Aarsleff suffered a stroke in 2021. He died on the morning of 1 July 2026, at the age of 100.

==Academic work==
Right from the start, Aarsleff's work on the history of linguistics fanned out to cover the history of ideas, the history of philosophy, and the history of science, resulting in major essays on Leibniz, Locke, Condillac, Humboldt, Descartes, and Herder. In 1982, a selection of his essays was published under the title “From Locke to Saussure: Essays in the Study of Language and Intellectual History”, again a high-profile publication in the field. Aarsleff also contributed a number of entries to Charles C. Gillispie’s “The Dictionary of Scientific Biography”, among which are major essays on John Wilkins and Thomas Sprat. In June 1991, a special conference was held in honor of Hans Aarsleff at the Sorbonne in Paris. This resulted in a festschrift “La linguistique entre mythe et histoire”, edited by Daniel Droixhe and Chantal Grell (Münster: Nodus, 1993).

Aarsleff's writings on Wilhelm von Humboldt caused controversy as they drew attention to the fact that Humboldt was heavily influenced by French philosophers and linguists, which was denied by established German scholarship. His writings on the French-Swiss linguist Ferdinand de Saussure caused similar controversy, as he argued that Saussure's central ideas were strongly influenced by the French 19th-century philosopher-critic Hippolyte Taine, which was denied by Saussure scholars, who have shown that the ideas which Aarsleff attributes to Taine can be traced to other sources about whom Saussure himself wrote, whereas there is not a single reference to Taine in his vast writings, published and unpublished.
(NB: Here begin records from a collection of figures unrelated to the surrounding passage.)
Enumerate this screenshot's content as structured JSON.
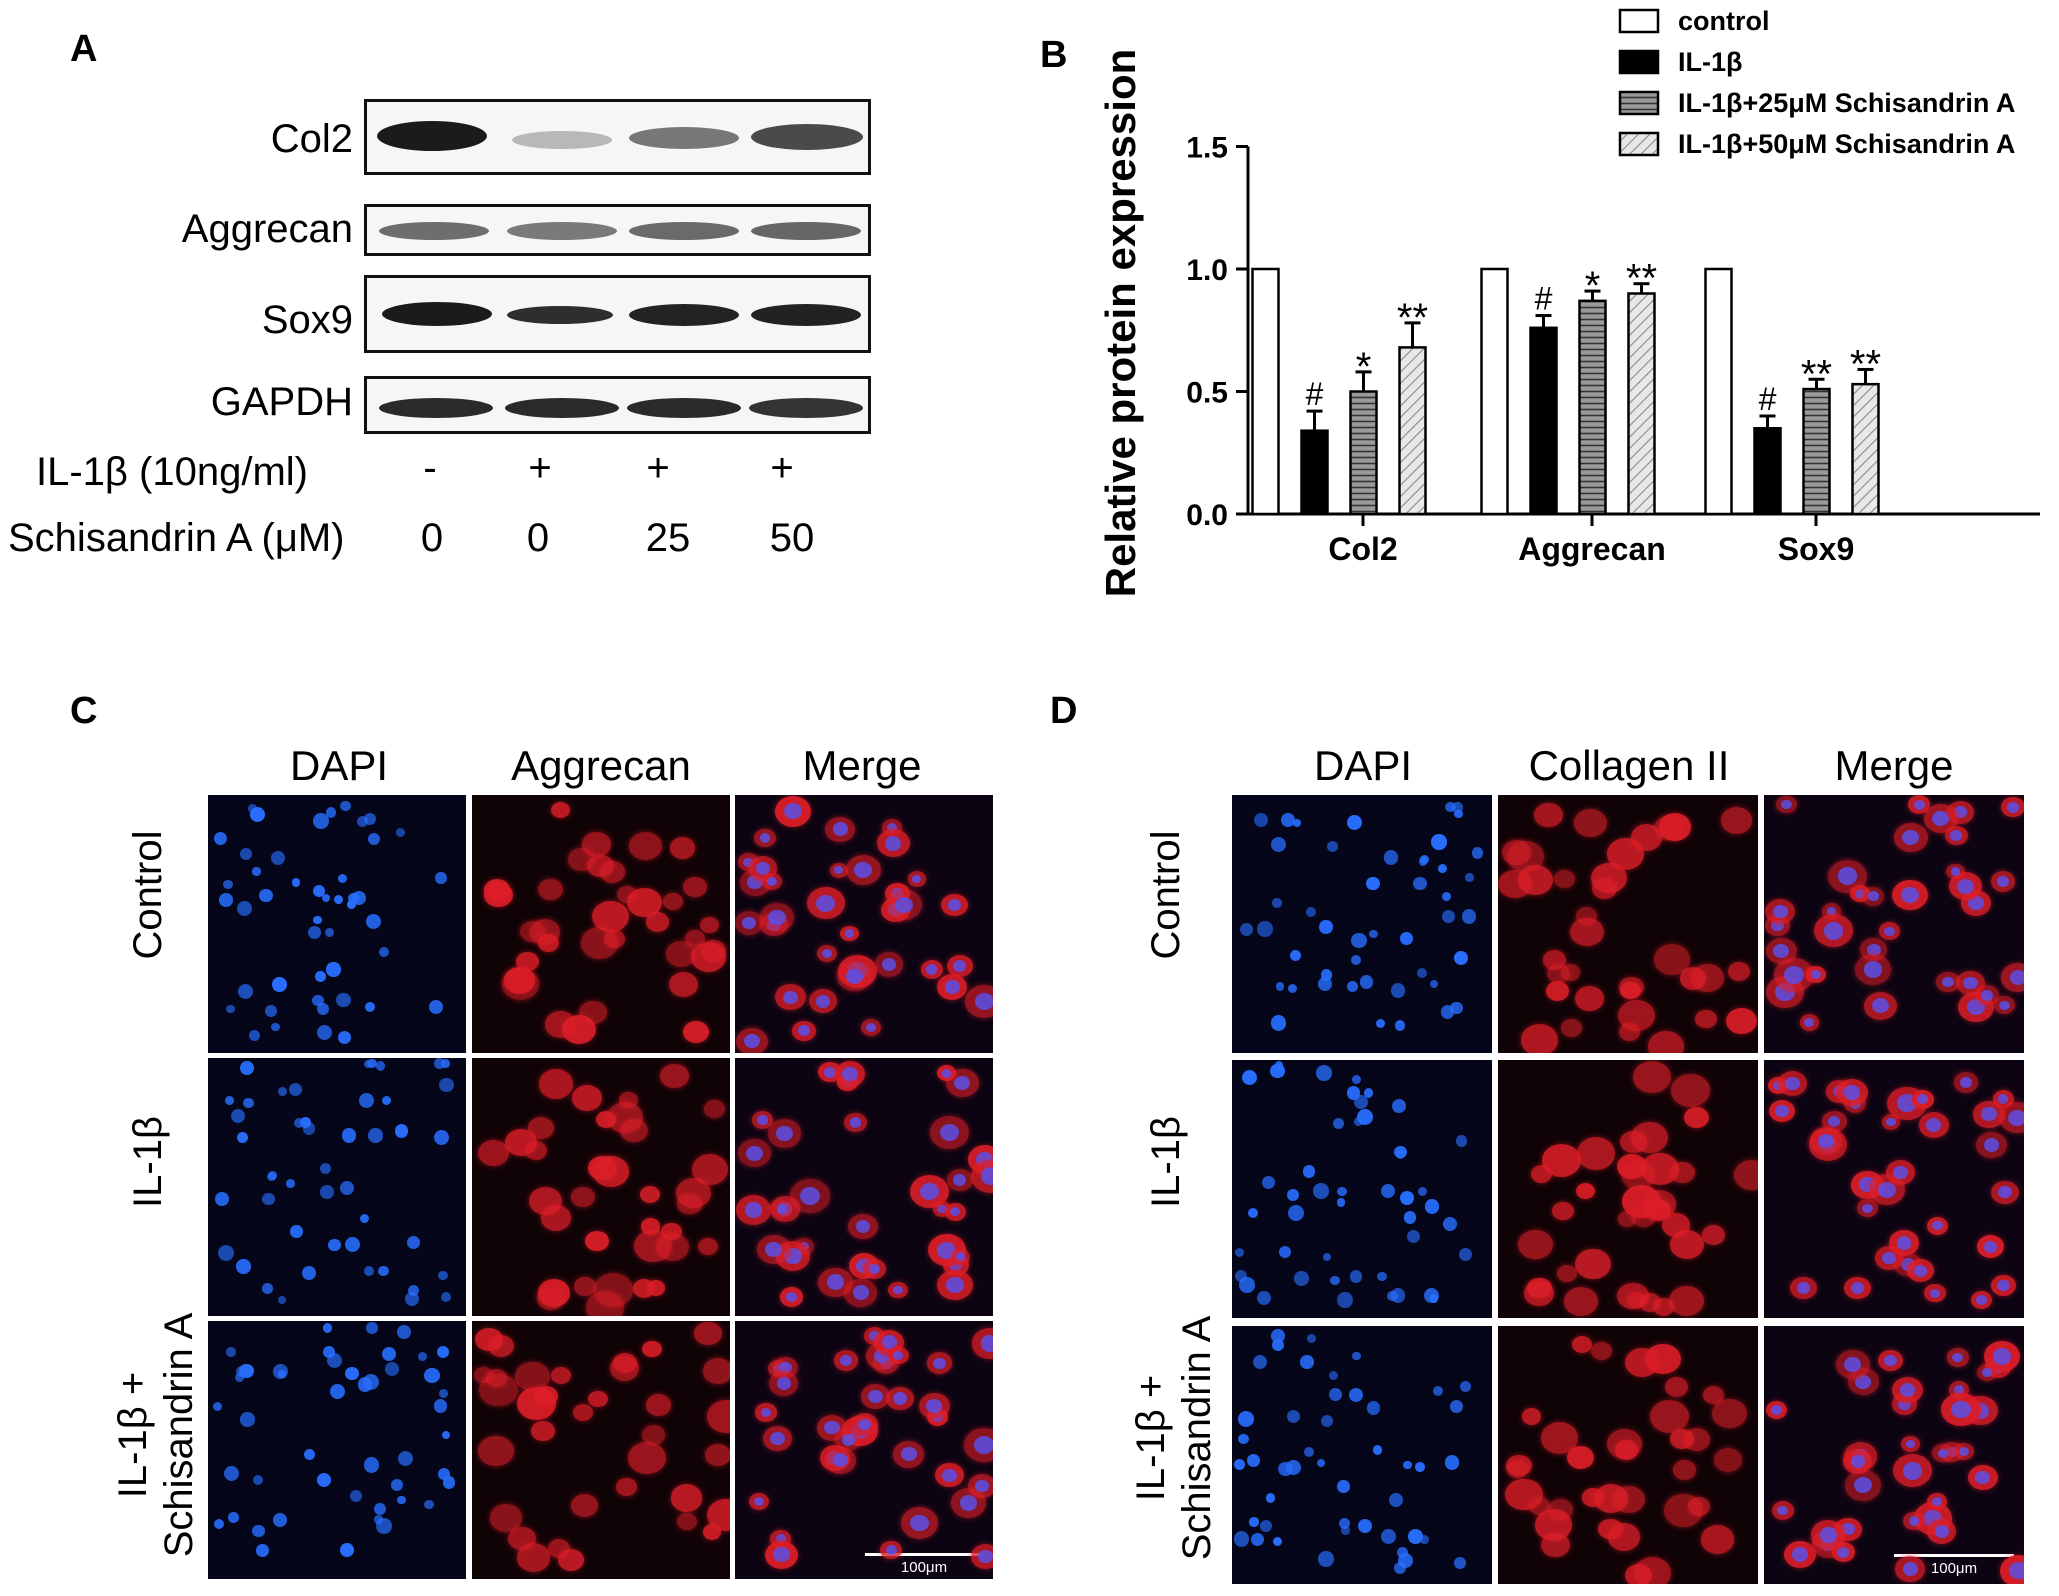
{
  "panels": {
    "a": {
      "letter": "A",
      "proteins": [
        "Col2",
        "Aggrecan",
        "Sox9",
        "GAPDH"
      ],
      "treatments": [
        {
          "label": "IL-1β (10ng/ml)",
          "values": [
            "-",
            "+",
            "+",
            "+"
          ]
        },
        {
          "label": "Schisandrin A (μM)",
          "values": [
            "0",
            "0",
            "25",
            "50"
          ]
        }
      ]
    },
    "b": {
      "letter": "B"
    },
    "c": {
      "letter": "C",
      "columns": [
        "DAPI",
        "Aggrecan",
        "Merge"
      ],
      "rows": [
        "Control",
        "IL-1β",
        "IL-1β +\nSchisandrin A"
      ],
      "scale": "100μm"
    },
    "d": {
      "letter": "D",
      "columns": [
        "DAPI",
        "Collagen II",
        "Merge"
      ],
      "rows": [
        "Control",
        "IL-1β",
        "IL-1β +\nSchisandrin A"
      ],
      "scale": "100μm"
    }
  },
  "chart_data": {
    "type": "bar",
    "categories": [
      "Col2",
      "Aggrecan",
      "Sox9"
    ],
    "ylabel": "Relative protein expression",
    "xlabel": "",
    "ylim": [
      0,
      1.5
    ],
    "yticks": [
      "0.0",
      "0.5",
      "1.0",
      "1.5"
    ],
    "legend_position": "top-right",
    "series": [
      {
        "name": "control",
        "values": [
          1.0,
          1.0,
          1.0
        ],
        "errors": [
          0,
          0,
          0
        ],
        "marks": [
          "",
          "",
          ""
        ],
        "fill": "white"
      },
      {
        "name": "IL-1β",
        "values": [
          0.34,
          0.76,
          0.35
        ],
        "errors": [
          0.08,
          0.05,
          0.05
        ],
        "marks": [
          "#",
          "#",
          "#"
        ],
        "fill": "black"
      },
      {
        "name": "IL-1β+25μM Schisandrin A",
        "values": [
          0.5,
          0.87,
          0.51
        ],
        "errors": [
          0.08,
          0.04,
          0.04
        ],
        "marks": [
          "*",
          "*",
          "**"
        ],
        "fill": "hlines"
      },
      {
        "name": "IL-1β+50μM Schisandrin A",
        "values": [
          0.68,
          0.9,
          0.53
        ],
        "errors": [
          0.1,
          0.04,
          0.06
        ],
        "marks": [
          "**",
          "**",
          "**"
        ],
        "fill": "diag"
      }
    ]
  }
}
In 1970, Aarsleff published an article “The history of linguistics and Professor Chomsky” in the high-profile linguistic periodical Language. This article drew much attention as it was an attack on Noam Chomsky's much publicized work of the preceding years in the history of linguistics, contending that it was based on deficient and partisan scholarship. Although major specialists in the field were of the same opinion, the fierce and vilifying reactions by Chomsky and his followers made Aarsleff a controversial figure among Chomskyan theoretical linguists.
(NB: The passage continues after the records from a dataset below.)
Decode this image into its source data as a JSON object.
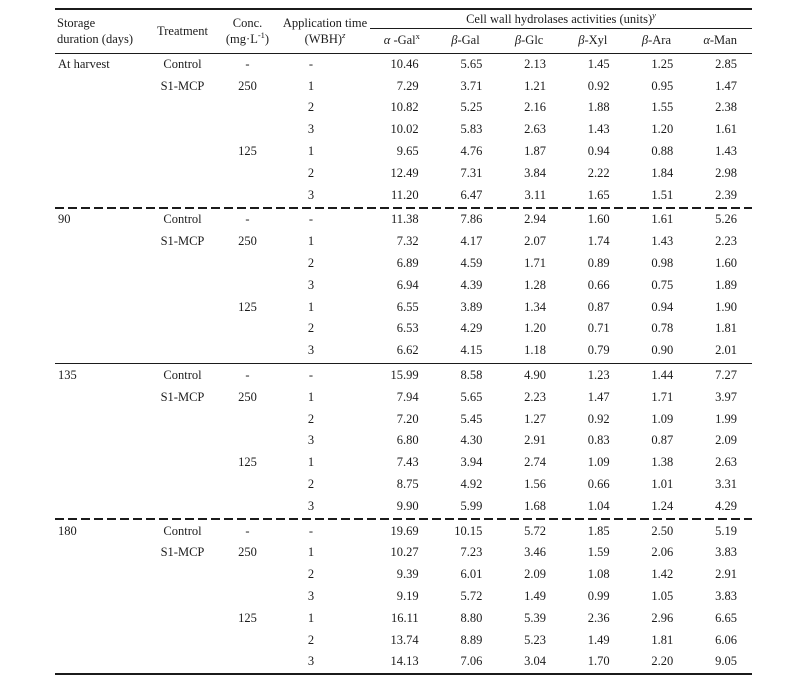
{
  "table": {
    "header": {
      "storage_line1": "Storage",
      "storage_line2": "duration (days)",
      "treatment": "Treatment",
      "conc_line1": "Conc.",
      "conc_line2_pre": "(mg·L",
      "conc_line2_sup": "-1",
      "conc_line2_post": ")",
      "apptime_line1": "Application time",
      "apptime_line2_pre": "(WBH)",
      "apptime_line2_sup": "z",
      "span_title": "Cell wall hydrolases activities (units)",
      "span_sup": "y",
      "enzymes": [
        {
          "greek": "α",
          "rest": " -Gal",
          "sup": "x"
        },
        {
          "greek": "β",
          "rest": "-Gal",
          "sup": ""
        },
        {
          "greek": "β",
          "rest": "-Glc",
          "sup": ""
        },
        {
          "greek": "β",
          "rest": "-Xyl",
          "sup": ""
        },
        {
          "greek": "β",
          "rest": "-Ara",
          "sup": ""
        },
        {
          "greek": "α",
          "rest": "-Man",
          "sup": ""
        }
      ]
    },
    "groups": [
      {
        "duration": "At harvest",
        "separator_top": "none",
        "rows": [
          {
            "treatment": "Control",
            "conc": "-",
            "time": "-",
            "values": [
              "10.46",
              "5.65",
              "2.13",
              "1.45",
              "1.25",
              "2.85"
            ]
          },
          {
            "treatment": "S1-MCP",
            "conc": "250",
            "time": "1",
            "values": [
              "7.29",
              "3.71",
              "1.21",
              "0.92",
              "0.95",
              "1.47"
            ]
          },
          {
            "treatment": "",
            "conc": "",
            "time": "2",
            "values": [
              "10.82",
              "5.25",
              "2.16",
              "1.88",
              "1.55",
              "2.38"
            ]
          },
          {
            "treatment": "",
            "conc": "",
            "time": "3",
            "values": [
              "10.02",
              "5.83",
              "2.63",
              "1.43",
              "1.20",
              "1.61"
            ]
          },
          {
            "treatment": "",
            "conc": "125",
            "time": "1",
            "values": [
              "9.65",
              "4.76",
              "1.87",
              "0.94",
              "0.88",
              "1.43"
            ]
          },
          {
            "treatment": "",
            "conc": "",
            "time": "2",
            "values": [
              "12.49",
              "7.31",
              "3.84",
              "2.22",
              "1.84",
              "2.98"
            ]
          },
          {
            "treatment": "",
            "conc": "",
            "time": "3",
            "values": [
              "11.20",
              "6.47",
              "3.11",
              "1.65",
              "1.51",
              "2.39"
            ]
          }
        ]
      },
      {
        "duration": "90",
        "separator_top": "dashed",
        "rows": [
          {
            "treatment": "Control",
            "conc": "-",
            "time": "-",
            "values": [
              "11.38",
              "7.86",
              "2.94",
              "1.60",
              "1.61",
              "5.26"
            ]
          },
          {
            "treatment": "S1-MCP",
            "conc": "250",
            "time": "1",
            "values": [
              "7.32",
              "4.17",
              "2.07",
              "1.74",
              "1.43",
              "2.23"
            ]
          },
          {
            "treatment": "",
            "conc": "",
            "time": "2",
            "values": [
              "6.89",
              "4.59",
              "1.71",
              "0.89",
              "0.98",
              "1.60"
            ]
          },
          {
            "treatment": "",
            "conc": "",
            "time": "3",
            "values": [
              "6.94",
              "4.39",
              "1.28",
              "0.66",
              "0.75",
              "1.89"
            ]
          },
          {
            "treatment": "",
            "conc": "125",
            "time": "1",
            "values": [
              "6.55",
              "3.89",
              "1.34",
              "0.87",
              "0.94",
              "1.90"
            ]
          },
          {
            "treatment": "",
            "conc": "",
            "time": "2",
            "values": [
              "6.53",
              "4.29",
              "1.20",
              "0.71",
              "0.78",
              "1.81"
            ]
          },
          {
            "treatment": "",
            "conc": "",
            "time": "3",
            "values": [
              "6.62",
              "4.15",
              "1.18",
              "0.79",
              "0.90",
              "2.01"
            ]
          }
        ]
      },
      {
        "duration": "135",
        "separator_top": "solid",
        "rows": [
          {
            "treatment": "Control",
            "conc": "-",
            "time": "-",
            "values": [
              "15.99",
              "8.58",
              "4.90",
              "1.23",
              "1.44",
              "7.27"
            ]
          },
          {
            "treatment": "S1-MCP",
            "conc": "250",
            "time": "1",
            "values": [
              "7.94",
              "5.65",
              "2.23",
              "1.47",
              "1.71",
              "3.97"
            ]
          },
          {
            "treatment": "",
            "conc": "",
            "time": "2",
            "values": [
              "7.20",
              "5.45",
              "1.27",
              "0.92",
              "1.09",
              "1.99"
            ]
          },
          {
            "treatment": "",
            "conc": "",
            "time": "3",
            "values": [
              "6.80",
              "4.30",
              "2.91",
              "0.83",
              "0.87",
              "2.09"
            ]
          },
          {
            "treatment": "",
            "conc": "125",
            "time": "1",
            "values": [
              "7.43",
              "3.94",
              "2.74",
              "1.09",
              "1.38",
              "2.63"
            ]
          },
          {
            "treatment": "",
            "conc": "",
            "time": "2",
            "values": [
              "8.75",
              "4.92",
              "1.56",
              "0.66",
              "1.01",
              "3.31"
            ]
          },
          {
            "treatment": "",
            "conc": "",
            "time": "3",
            "values": [
              "9.90",
              "5.99",
              "1.68",
              "1.04",
              "1.24",
              "4.29"
            ]
          }
        ]
      },
      {
        "duration": "180",
        "separator_top": "dashed",
        "rows": [
          {
            "treatment": "Control",
            "conc": "-",
            "time": "-",
            "values": [
              "19.69",
              "10.15",
              "5.72",
              "1.85",
              "2.50",
              "5.19"
            ]
          },
          {
            "treatment": "S1-MCP",
            "conc": "250",
            "time": "1",
            "values": [
              "10.27",
              "7.23",
              "3.46",
              "1.59",
              "2.06",
              "3.83"
            ]
          },
          {
            "treatment": "",
            "conc": "",
            "time": "2",
            "values": [
              "9.39",
              "6.01",
              "2.09",
              "1.08",
              "1.42",
              "2.91"
            ]
          },
          {
            "treatment": "",
            "conc": "",
            "time": "3",
            "values": [
              "9.19",
              "5.72",
              "1.49",
              "0.99",
              "1.05",
              "3.83"
            ]
          },
          {
            "treatment": "",
            "conc": "125",
            "time": "1",
            "values": [
              "16.11",
              "8.80",
              "5.39",
              "2.36",
              "2.96",
              "6.65"
            ]
          },
          {
            "treatment": "",
            "conc": "",
            "time": "2",
            "values": [
              "13.74",
              "8.89",
              "5.23",
              "1.49",
              "1.81",
              "6.06"
            ]
          },
          {
            "treatment": "",
            "conc": "",
            "time": "3",
            "values": [
              "14.13",
              "7.06",
              "3.04",
              "1.70",
              "2.20",
              "9.05"
            ]
          }
        ]
      }
    ]
  }
}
Among his major publications are:
- 1967. “The Study of Language in England, 1780–1860.” Princeton: Princeton University Press.
- 1970. “The history of linguistics and Professor Chomsky.” Language 46: 570–585.
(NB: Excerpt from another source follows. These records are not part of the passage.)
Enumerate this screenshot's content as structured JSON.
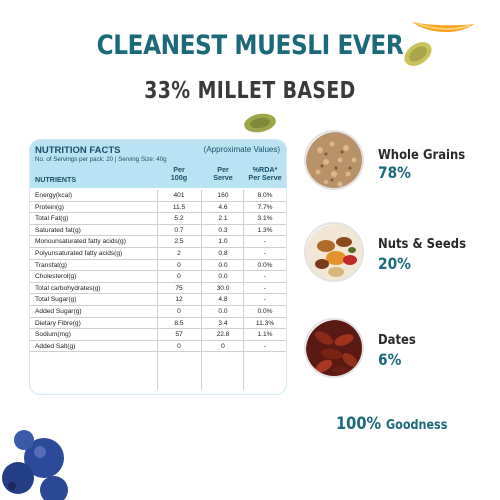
{
  "headline": "CLEANEST MUESLI EVER",
  "subhead": "33% MILLET BASED",
  "nutrition": {
    "title": "NUTRITION FACTS",
    "approx": "(Approximate Values)",
    "servings": "No. of Servings per pack: 20 | Serving Size: 40g",
    "col_nutrients": "NUTRIENTS",
    "col_per100_a": "Per",
    "col_per100_b": "100g",
    "col_serve_a": "Per",
    "col_serve_b": "Serve",
    "col_rda_a": "%RDA*",
    "col_rda_b": "Per Serve",
    "rows": [
      {
        "name": "Energy(kcal)",
        "p100": "401",
        "serve": "160",
        "rda": "8.0%"
      },
      {
        "name": "Protein(g)",
        "p100": "11.5",
        "serve": "4.6",
        "rda": "7.7%"
      },
      {
        "name": "Total Fat(g)",
        "p100": "5.2",
        "serve": "2.1",
        "rda": "3.1%"
      },
      {
        "name": "Saturated fat(g)",
        "p100": "0.7",
        "serve": "0.3",
        "rda": "1.3%"
      },
      {
        "name": "Monounsaturated fatty acids(g)",
        "p100": "2.5",
        "serve": "1.0",
        "rda": "-"
      },
      {
        "name": "Polyunsaturated fatty acids(g)",
        "p100": "2",
        "serve": "0.8",
        "rda": "-"
      },
      {
        "name": "Transfat(g)",
        "p100": "0",
        "serve": "0.0",
        "rda": "0.0%"
      },
      {
        "name": "Cholesterol(g)",
        "p100": "0",
        "serve": "0.0",
        "rda": "-"
      },
      {
        "name": "Total carbohydrates(g)",
        "p100": "75",
        "serve": "30.0",
        "rda": "-"
      },
      {
        "name": "Total Sugar(g)",
        "p100": "12",
        "serve": "4.8",
        "rda": "-"
      },
      {
        "name": "Added Sugar(g)",
        "p100": "0",
        "serve": "0.0",
        "rda": "0.0%"
      },
      {
        "name": "Dietary Fibre(g)",
        "p100": "8.5",
        "serve": "3.4",
        "rda": "11.3%"
      },
      {
        "name": "Sodium(mg)",
        "p100": "57",
        "serve": "22.8",
        "rda": "1.1%"
      },
      {
        "name": "Added Salt(g)",
        "p100": "0",
        "serve": "0",
        "rda": "-"
      }
    ]
  },
  "ingredients": [
    {
      "label": "Whole Grains",
      "pct": "78%"
    },
    {
      "label": "Nuts & Seeds",
      "pct": "20%"
    },
    {
      "label": "Dates",
      "pct": "6%"
    }
  ],
  "goodness": {
    "big": "100%",
    "small": "Goodness"
  },
  "colors": {
    "teal": "#1b6a7a",
    "panel_header": "#b9e3f3"
  }
}
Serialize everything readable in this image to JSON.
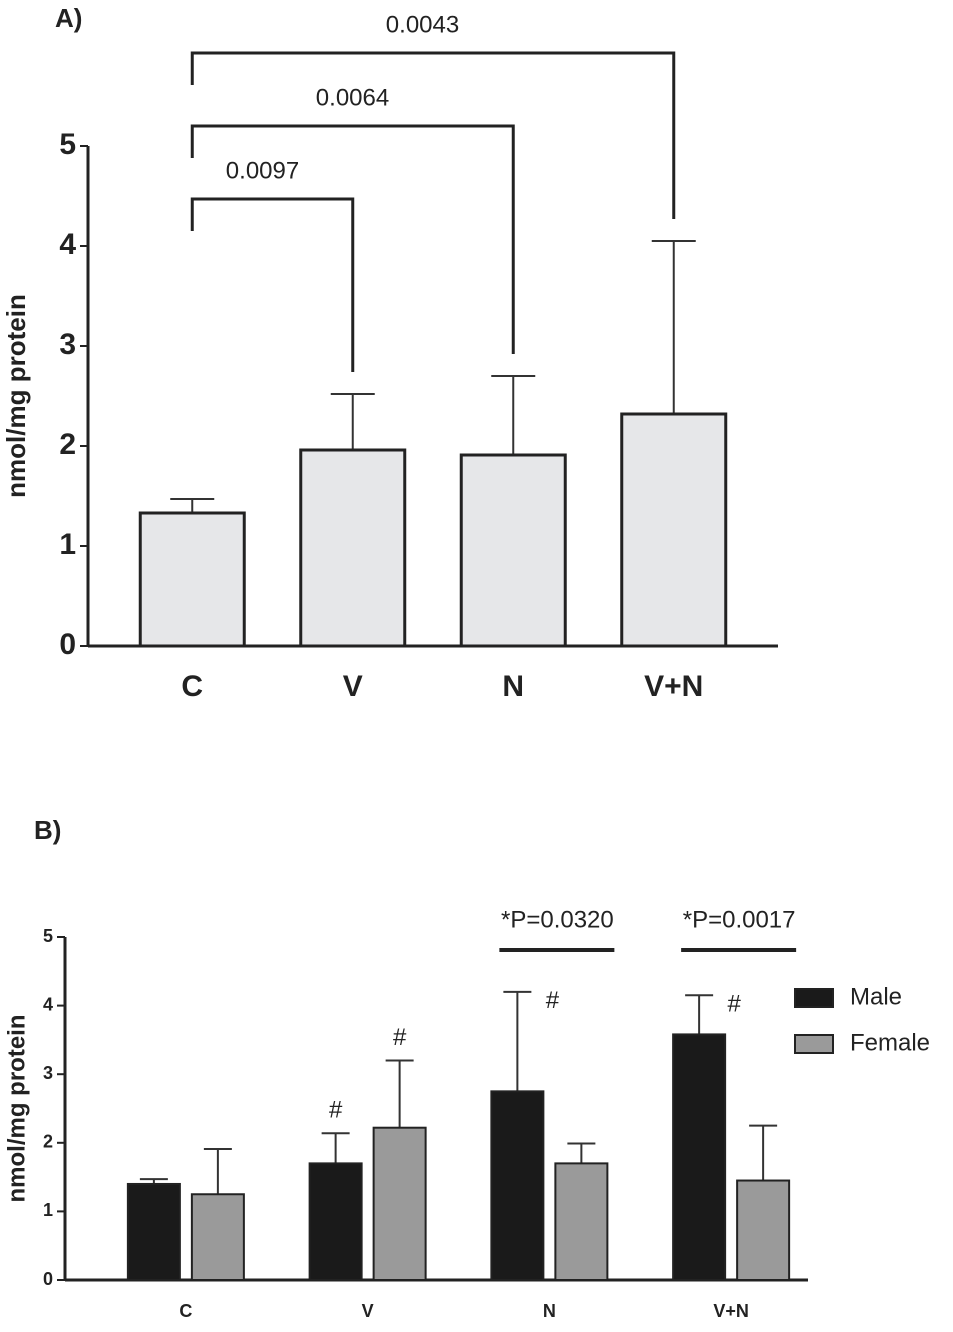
{
  "chart_data": [
    {
      "type": "bar",
      "title": "A)",
      "y_label": "nmol/mg protein",
      "categories": [
        "C",
        "V",
        "N",
        "V+N"
      ],
      "values": [
        1.33,
        1.96,
        1.91,
        2.32
      ],
      "errors": [
        0.14,
        0.56,
        0.79,
        1.73
      ],
      "color": "#e6e7e9",
      "annotations": [
        "0.0097",
        "0.0064",
        "0.0043"
      ],
      "ylim": [
        0,
        5
      ],
      "yticks": [
        0,
        1,
        2,
        3,
        4,
        5
      ]
    },
    {
      "type": "grouped_bar",
      "title": "B)",
      "y_label": "nmol/mg protein",
      "categories": [
        "C",
        "V",
        "N",
        "V+N"
      ],
      "series": [
        {
          "name": "Male",
          "color": "#1a1a1a",
          "values": [
            1.4,
            1.7,
            2.75,
            3.58
          ],
          "errors": [
            0.07,
            0.44,
            1.45,
            0.57
          ],
          "markers": [
            null,
            "#",
            "#",
            "#"
          ]
        },
        {
          "name": "Female",
          "color": "#9a9a9a",
          "values": [
            1.25,
            2.22,
            1.7,
            1.45
          ],
          "errors": [
            0.66,
            0.98,
            0.29,
            0.8
          ],
          "markers": [
            null,
            "#",
            null,
            null
          ]
        }
      ],
      "annotations": [
        null,
        null,
        "*P=0.0320",
        "*P=0.0017"
      ],
      "ylim": [
        0,
        5
      ],
      "yticks": [
        0,
        1,
        2,
        3,
        4,
        5
      ],
      "legend": "right"
    }
  ]
}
- 1978. “Taine and Saussure.” The Yale Review 68: 71–81.
- 1982. “From Locke to Saussure. Essays on the Study of Language and Intellectual History.” London: University of Minnesota Press. London: The Athlone Press.
- 1988. “Introduction to ‘On Language. Wilhelm von Humboldt: The Diversity of Human Language-Structure and its Influence on the Mental Development of Mankind’, translated by Peter Heath with an introduction by Hans Aarsleff.” Cambridge: Cambridge University Press.
- 2001. “Etienne Bonnot de Condillac, ‘Essay on the Origin of Human Knowledge’, translated and edited by Hans Aarsleff, with an introduction.” Cambridge: Cambridge University Press.